THE DOLLS' RECEPTION.
This beautiful engraving will give our little readers an idea of an entertainment which is now being held in Republican Hall, Thirty-third Street, New York city, where, instead of grown people or children being the important personages, three hundred dollies are dressed up in magnificent toilets, waiting to receive the visits and admiration of their friends.
The dollies do not talk, with the exception of a few who say "Papa" and "Mamma"; but they are all arranged in groups representing beautiful pictures. Some of these have backgrounds of painted scenery, and all have appropriate surroundings to perfect the tableaux.
There are a "model school," with dormitory, school-room, and play-ground; a christening, with the minister and baby and a party of friends; a kitchen, with a whole family of darkies; a dozen children "coasting"; a real log-cabin, to be used as a baby-house; and last, and prettiest of all, the heroes and heroines of every nursery: Mother Goose and her children, dressed in costumes which the modern picture-books have made popular; Red Riding-hood, Polly Flinders, Bobby Shaftoe and the little lady he left behind him, Little Bopeep, Mistress Mary, Tom Tucker, Willy Boz, Tom, Tom, the Piper's son, and his audience, and a great many others.
Among such a vast number of dollies there are of course a great many babies. These are all placed in the "Nursery," where they are waited upon and attended by full-grown dolls, dressed neatly, and with pretty little nurses' caps. Everything is provided in the way of cradles, rattles, and baby-jumpers for these very little folks, and they are so well cared for and amused that their papas and mammas, who are busy taking part in the tableaux, need have no concern about them.

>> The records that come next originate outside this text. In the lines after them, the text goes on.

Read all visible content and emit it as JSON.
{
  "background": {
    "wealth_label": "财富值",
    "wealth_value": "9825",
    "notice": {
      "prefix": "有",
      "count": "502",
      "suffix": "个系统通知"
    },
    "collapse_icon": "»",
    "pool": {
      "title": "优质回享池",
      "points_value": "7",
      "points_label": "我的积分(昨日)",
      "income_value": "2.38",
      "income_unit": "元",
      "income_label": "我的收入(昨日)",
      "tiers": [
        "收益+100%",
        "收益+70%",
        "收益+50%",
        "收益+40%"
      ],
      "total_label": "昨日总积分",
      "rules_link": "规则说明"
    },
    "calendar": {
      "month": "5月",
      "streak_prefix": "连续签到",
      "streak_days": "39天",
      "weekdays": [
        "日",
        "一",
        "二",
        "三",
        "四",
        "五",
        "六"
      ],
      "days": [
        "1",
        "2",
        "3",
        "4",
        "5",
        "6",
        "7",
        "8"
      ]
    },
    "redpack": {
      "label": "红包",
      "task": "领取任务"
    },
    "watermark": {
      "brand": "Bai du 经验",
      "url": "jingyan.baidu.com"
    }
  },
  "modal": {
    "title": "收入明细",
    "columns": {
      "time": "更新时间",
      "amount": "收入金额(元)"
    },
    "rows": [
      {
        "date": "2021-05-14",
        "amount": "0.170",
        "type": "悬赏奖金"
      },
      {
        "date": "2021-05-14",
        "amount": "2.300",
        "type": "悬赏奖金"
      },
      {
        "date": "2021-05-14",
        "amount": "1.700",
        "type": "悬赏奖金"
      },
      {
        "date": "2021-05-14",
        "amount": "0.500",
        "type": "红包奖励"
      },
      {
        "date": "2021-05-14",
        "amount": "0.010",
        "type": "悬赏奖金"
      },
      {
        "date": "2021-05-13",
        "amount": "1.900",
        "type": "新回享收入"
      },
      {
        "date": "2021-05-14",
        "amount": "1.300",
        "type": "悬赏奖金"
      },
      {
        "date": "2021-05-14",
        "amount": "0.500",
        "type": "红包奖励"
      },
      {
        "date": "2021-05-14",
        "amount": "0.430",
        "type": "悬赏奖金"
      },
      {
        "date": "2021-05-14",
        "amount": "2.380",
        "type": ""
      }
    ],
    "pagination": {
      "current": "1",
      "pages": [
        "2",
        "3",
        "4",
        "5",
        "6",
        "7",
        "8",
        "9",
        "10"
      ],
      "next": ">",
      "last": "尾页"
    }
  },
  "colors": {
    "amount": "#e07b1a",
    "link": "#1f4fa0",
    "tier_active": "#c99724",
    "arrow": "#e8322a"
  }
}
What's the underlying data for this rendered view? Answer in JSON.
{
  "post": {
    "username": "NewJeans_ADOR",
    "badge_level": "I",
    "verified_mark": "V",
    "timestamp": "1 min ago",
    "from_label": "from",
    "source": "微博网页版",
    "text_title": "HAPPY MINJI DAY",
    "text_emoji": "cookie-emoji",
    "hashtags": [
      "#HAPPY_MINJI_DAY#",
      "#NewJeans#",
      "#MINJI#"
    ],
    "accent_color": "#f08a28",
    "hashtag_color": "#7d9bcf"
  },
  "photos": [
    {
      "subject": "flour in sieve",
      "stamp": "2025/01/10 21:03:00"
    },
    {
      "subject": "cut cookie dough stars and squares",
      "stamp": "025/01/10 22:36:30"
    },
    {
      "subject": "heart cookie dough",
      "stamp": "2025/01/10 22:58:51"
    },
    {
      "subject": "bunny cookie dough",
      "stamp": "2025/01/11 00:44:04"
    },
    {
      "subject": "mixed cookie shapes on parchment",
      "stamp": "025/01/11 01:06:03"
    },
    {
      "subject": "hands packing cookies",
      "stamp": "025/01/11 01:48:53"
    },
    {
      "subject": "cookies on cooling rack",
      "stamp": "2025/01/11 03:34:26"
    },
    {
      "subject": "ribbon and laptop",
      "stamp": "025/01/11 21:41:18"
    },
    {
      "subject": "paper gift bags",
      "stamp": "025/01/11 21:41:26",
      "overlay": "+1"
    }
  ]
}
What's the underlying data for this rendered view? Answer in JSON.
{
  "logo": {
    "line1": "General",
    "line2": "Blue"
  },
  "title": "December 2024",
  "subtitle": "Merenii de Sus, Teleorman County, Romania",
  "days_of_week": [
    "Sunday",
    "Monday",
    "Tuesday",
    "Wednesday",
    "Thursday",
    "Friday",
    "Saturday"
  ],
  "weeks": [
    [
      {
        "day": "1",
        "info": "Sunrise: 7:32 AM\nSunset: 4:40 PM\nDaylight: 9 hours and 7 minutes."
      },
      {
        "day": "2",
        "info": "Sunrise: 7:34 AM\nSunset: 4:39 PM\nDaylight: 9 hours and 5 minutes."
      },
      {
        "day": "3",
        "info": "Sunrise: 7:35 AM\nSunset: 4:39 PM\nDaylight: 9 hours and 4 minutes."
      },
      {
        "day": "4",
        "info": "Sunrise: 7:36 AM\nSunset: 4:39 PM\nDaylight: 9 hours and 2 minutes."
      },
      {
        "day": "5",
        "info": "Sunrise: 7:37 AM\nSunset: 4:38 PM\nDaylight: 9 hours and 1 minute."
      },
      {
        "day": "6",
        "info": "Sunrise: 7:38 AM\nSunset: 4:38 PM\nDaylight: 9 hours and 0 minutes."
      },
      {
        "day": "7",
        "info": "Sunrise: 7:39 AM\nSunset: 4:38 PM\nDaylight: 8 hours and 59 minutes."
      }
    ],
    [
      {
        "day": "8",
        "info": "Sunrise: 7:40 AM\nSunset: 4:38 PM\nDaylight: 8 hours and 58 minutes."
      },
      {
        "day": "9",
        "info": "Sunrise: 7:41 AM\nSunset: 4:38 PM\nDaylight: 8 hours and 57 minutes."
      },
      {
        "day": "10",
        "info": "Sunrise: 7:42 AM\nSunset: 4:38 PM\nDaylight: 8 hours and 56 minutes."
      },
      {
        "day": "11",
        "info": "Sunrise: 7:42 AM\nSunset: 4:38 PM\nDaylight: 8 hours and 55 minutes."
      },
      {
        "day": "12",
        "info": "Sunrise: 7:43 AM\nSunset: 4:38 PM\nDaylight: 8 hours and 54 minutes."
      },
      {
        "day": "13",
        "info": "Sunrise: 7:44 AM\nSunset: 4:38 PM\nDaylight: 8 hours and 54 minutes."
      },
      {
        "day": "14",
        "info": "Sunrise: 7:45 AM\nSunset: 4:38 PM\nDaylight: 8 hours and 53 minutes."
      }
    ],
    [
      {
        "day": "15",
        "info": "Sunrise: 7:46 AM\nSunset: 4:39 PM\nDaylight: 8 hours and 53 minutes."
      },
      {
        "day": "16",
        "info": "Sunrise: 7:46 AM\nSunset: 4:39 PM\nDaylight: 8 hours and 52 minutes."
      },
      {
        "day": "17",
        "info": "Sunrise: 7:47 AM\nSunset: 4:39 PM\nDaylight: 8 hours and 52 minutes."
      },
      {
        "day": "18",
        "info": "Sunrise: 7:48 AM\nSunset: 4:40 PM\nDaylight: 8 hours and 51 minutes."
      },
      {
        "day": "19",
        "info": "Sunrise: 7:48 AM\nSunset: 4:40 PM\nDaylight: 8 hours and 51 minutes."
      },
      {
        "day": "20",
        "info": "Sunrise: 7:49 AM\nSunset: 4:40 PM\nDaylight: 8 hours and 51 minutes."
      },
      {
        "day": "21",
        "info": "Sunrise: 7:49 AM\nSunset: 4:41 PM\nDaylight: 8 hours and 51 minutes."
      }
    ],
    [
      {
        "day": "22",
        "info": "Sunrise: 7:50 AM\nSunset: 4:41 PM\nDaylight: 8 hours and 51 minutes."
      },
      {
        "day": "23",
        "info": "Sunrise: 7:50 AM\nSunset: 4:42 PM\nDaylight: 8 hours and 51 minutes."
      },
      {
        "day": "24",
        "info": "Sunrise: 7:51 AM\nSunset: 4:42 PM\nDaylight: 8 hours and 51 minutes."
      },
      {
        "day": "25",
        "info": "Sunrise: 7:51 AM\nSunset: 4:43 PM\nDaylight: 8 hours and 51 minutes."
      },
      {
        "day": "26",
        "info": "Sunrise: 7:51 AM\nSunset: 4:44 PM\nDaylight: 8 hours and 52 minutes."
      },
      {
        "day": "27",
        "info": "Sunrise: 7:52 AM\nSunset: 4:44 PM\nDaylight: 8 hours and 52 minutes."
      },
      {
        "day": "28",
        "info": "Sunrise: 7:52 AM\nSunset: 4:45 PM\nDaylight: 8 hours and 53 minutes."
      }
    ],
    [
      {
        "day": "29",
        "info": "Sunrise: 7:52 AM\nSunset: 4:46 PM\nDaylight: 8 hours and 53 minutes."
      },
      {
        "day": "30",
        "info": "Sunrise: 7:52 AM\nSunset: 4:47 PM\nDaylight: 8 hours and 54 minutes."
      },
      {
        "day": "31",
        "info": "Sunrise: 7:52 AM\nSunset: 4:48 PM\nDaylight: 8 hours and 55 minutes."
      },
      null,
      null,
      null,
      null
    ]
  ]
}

Taking it altogether, the exhibition is a pleasant place to visit. The dolls are all well dressed, and will be sold at prices which, by comparison, are not unreasonable; but they will not be removed from their places in the tableaux until after the exhibition is concluded.
And now for the object. Several years ago a half-dozen young ladies set to work to raise three thousand dollars to build a little cottage somewhere on the sea-shore, which might afford a comfortable summer home to such of the children as were able to bear removal from the Children's Hospital, on Thirty-fourth Street and Ninth Avenue. This institution is managed by the Sisters of St. Mary, an Episcopal sisterhood, and so well managed that the ladies wished to place the little summer home also in their care.
The three thousand dollars was raised long ago; but the project grew, as such things will, and the house which was built last spring cost, with the land, about nine thousand dollars. It is situated on Rockaway Beach, between the large new hotel and Far Rockaway, and will accommodate about forty children. Some of those who are taken from the hospital will remain all summer; others will go for ten days or two weeks. In this way the ladies hope to give health and pleasure to a great many poor little children, who must otherwise suffer in tenement-houses all summer.
The home will be called "St. Mary's by the Sea." It will be opened early next summer, and the inmates will be very glad to receive a visit from any of their friends who are interested in the work.